When the so-called fourth wave of feminism was just emerging, back in 2013, Portuguese data journalist and designer Mariana Santos decided to create Chicas Poderosas, a network of women journalists in Latin America. Inspired by a mentorship program she benefitted from at The Guardian, she wanted to set up a global net of women helping each other to learn new skills such as data journalism, coding and design. Since then, thousands of women have been trained in digital skills and leadership by other women at Chicas Poderosas in 18 countries across Latin America, as well as Spain, Portugal, and the United States.
What is even more remarkable is that the network has now evolved into a space where women journalists from diverse backgrounds, skills and origins come together to create collaborative multimedia stories, push for gender-equal content and report on issues that would otherwise be underrepresented.

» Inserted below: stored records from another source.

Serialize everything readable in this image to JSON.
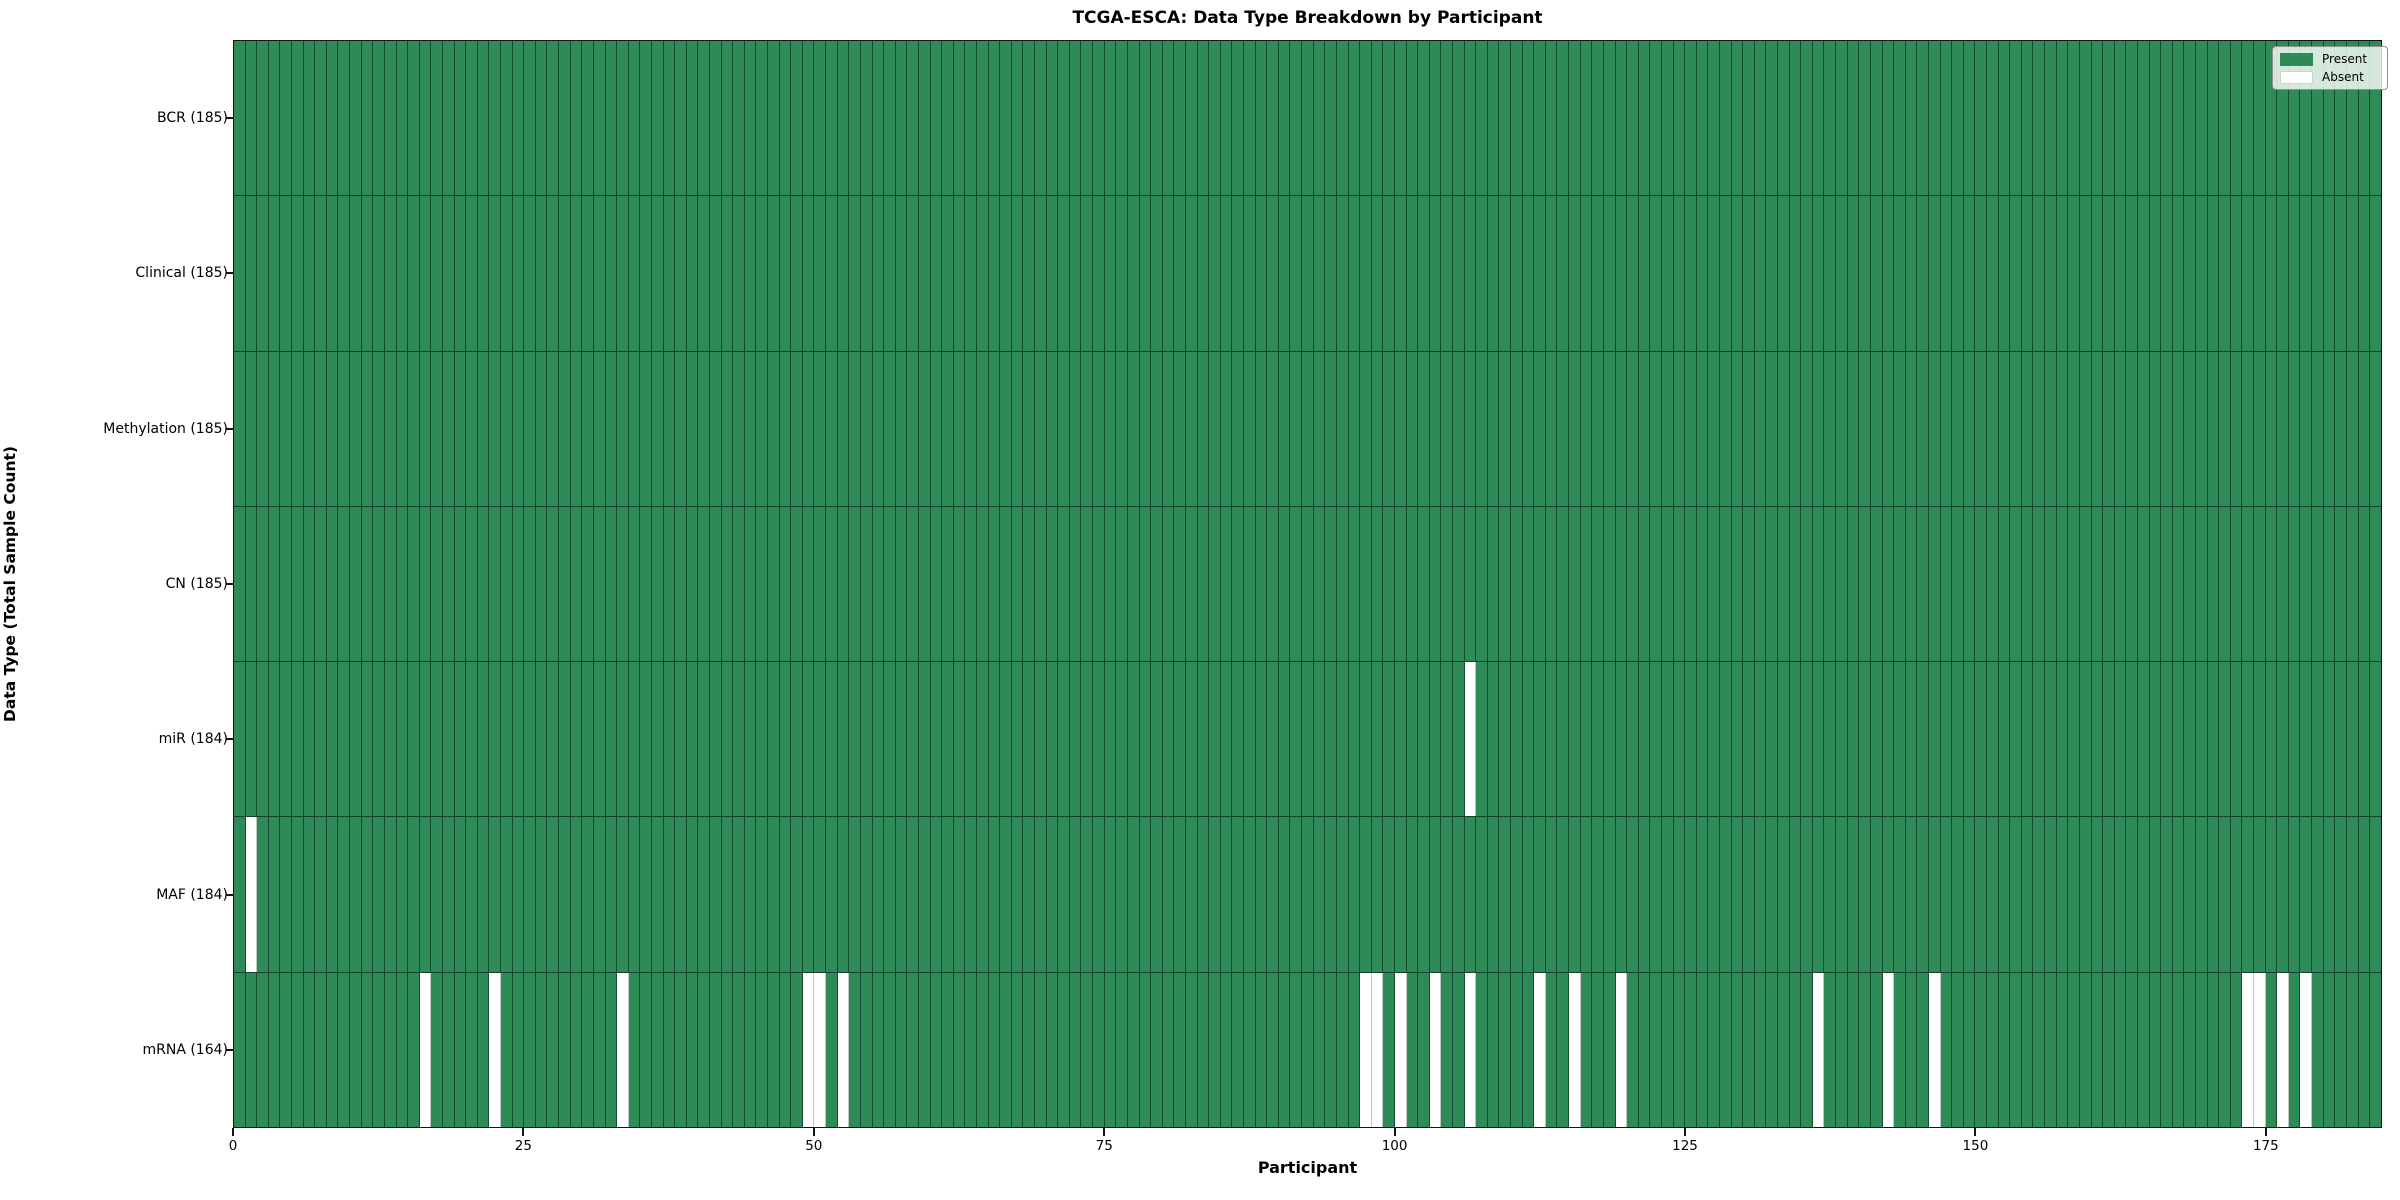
{
  "title": "TCGA-ESCA: Data Type Breakdown by Participant",
  "axes": {
    "xlabel": "Participant",
    "ylabel": "Data Type (Total Sample Count)"
  },
  "legend": {
    "present_label": "Present",
    "absent_label": "Absent"
  },
  "colors": {
    "present": "#2e8b57",
    "absent": "#ffffff",
    "cell_edge": "#0c3621",
    "spine": "#141414"
  },
  "chart_data": {
    "type": "heatmap",
    "title": "TCGA-ESCA: Data Type Breakdown by Participant",
    "xlabel": "Participant",
    "ylabel": "Data Type (Total Sample Count)",
    "n_participants": 185,
    "x_range": [
      0,
      185
    ],
    "x_ticks": [
      0,
      25,
      50,
      75,
      100,
      125,
      150,
      175
    ],
    "grid": false,
    "legend_position": "upper right",
    "legend_entries": [
      {
        "label": "Present",
        "color": "#2e8b57"
      },
      {
        "label": "Absent",
        "color": "#ffffff"
      }
    ],
    "rows": [
      {
        "label": "BCR (185)",
        "data_type": "BCR",
        "present_count": 185,
        "absent_participants": []
      },
      {
        "label": "Clinical (185)",
        "data_type": "Clinical",
        "present_count": 185,
        "absent_participants": []
      },
      {
        "label": "Methylation (185)",
        "data_type": "Methylation",
        "present_count": 185,
        "absent_participants": []
      },
      {
        "label": "CN (185)",
        "data_type": "CN",
        "present_count": 185,
        "absent_participants": []
      },
      {
        "label": "miR (184)",
        "data_type": "miR",
        "present_count": 184,
        "absent_participants": [
          106
        ]
      },
      {
        "label": "MAF (184)",
        "data_type": "MAF",
        "present_count": 184,
        "absent_participants": [
          1
        ]
      },
      {
        "label": "mRNA (164)",
        "data_type": "mRNA",
        "present_count": 164,
        "absent_participants": [
          16,
          22,
          33,
          49,
          50,
          52,
          97,
          98,
          100,
          103,
          106,
          112,
          115,
          119,
          136,
          142,
          146,
          173,
          174,
          176,
          178
        ]
      }
    ]
  }
}
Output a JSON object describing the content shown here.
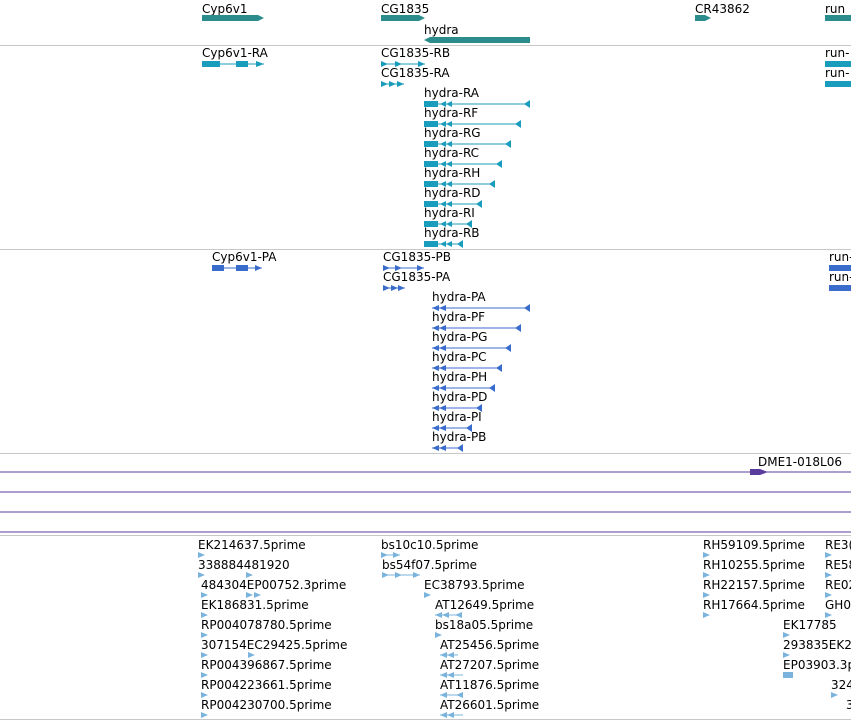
{
  "colors": {
    "gene": "#2a8c8c",
    "transcript": "#1a9cbd",
    "protein": "#3a6ccc",
    "purple": "#5a3c9c",
    "est": "#7ab4dc",
    "separator": "#c8c8c8"
  },
  "genes_track": {
    "labels": [
      "Cyp6v1",
      "CG1835",
      "CR43862",
      "run",
      "hydra"
    ]
  },
  "transcripts_track": {
    "labels": [
      "Cyp6v1-RA",
      "CG1835-RB",
      "CG1835-RA",
      "run-",
      "run-",
      "hydra-RA",
      "hydra-RF",
      "hydra-RG",
      "hydra-RC",
      "hydra-RH",
      "hydra-RD",
      "hydra-RI",
      "hydra-RB"
    ]
  },
  "proteins_track": {
    "labels": [
      "Cyp6v1-PA",
      "CG1835-PB",
      "CG1835-PA",
      "run-",
      "run-",
      "hydra-PA",
      "hydra-PF",
      "hydra-PG",
      "hydra-PC",
      "hydra-PH",
      "hydra-PD",
      "hydra-PI",
      "hydra-PB"
    ]
  },
  "purple_track": {
    "labels": [
      "DME1-018L06"
    ]
  },
  "est_track": {
    "labels": [
      "EK214637.5prime",
      "338884481920",
      "484304EP00752.3prime",
      "EK186831.5prime",
      "RP004078780.5prime",
      "307154EC29425.5prime",
      "RP004396867.5prime",
      "RP004223661.5prime",
      "RP004230700.5prime",
      "bs10c10.5prime",
      "bs54f07.5prime",
      "EC38793.5prime",
      "AT12649.5prime",
      "bs18a05.5prime",
      "AT25456.5prime",
      "AT27207.5prime",
      "AT11876.5prime",
      "AT26601.5prime",
      "RH59109.5prime",
      "RH10255.5prime",
      "RH22157.5prime",
      "RH17664.5prime",
      "EK17785",
      "RE3(",
      "RE58",
      "RE02",
      "GH0",
      "293835EK2",
      "EP03903.3p",
      "324",
      "3"
    ]
  }
}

They have created one of the largests collaborative networks of women journalists, won prizes and published their stories in dozens of national and regional outlets.
In 2018, they produced a regional investigation on abortion in Latin America, winner of the best workflow innovation prize at the Hack Hackers Media Party. El Mundo, in Spain, Univision, Infobae Argentina, used the content to generate notes. They have now finished Historias Migrantes another investigation on migration on women and non-binary people in Latin America, hailed by migration experts. Chicas has also organized several national mediathons where collaborative, interdisciplinary journalistic projects are created and are later published.
Is there a truth as Christa Scharfenberg, CEO of the Center for Investigative Reporting, says to the stereotype that women often bring a more collaborative approach to leadership?
What have these women done to defend the idea that “when women are not making the news, you lose 50% of the story"?
This panel will explore how feminine collaborative journalism impacts newsrooms, content and policies, as well as the inspiring methods used in Chicas' global collaboration work.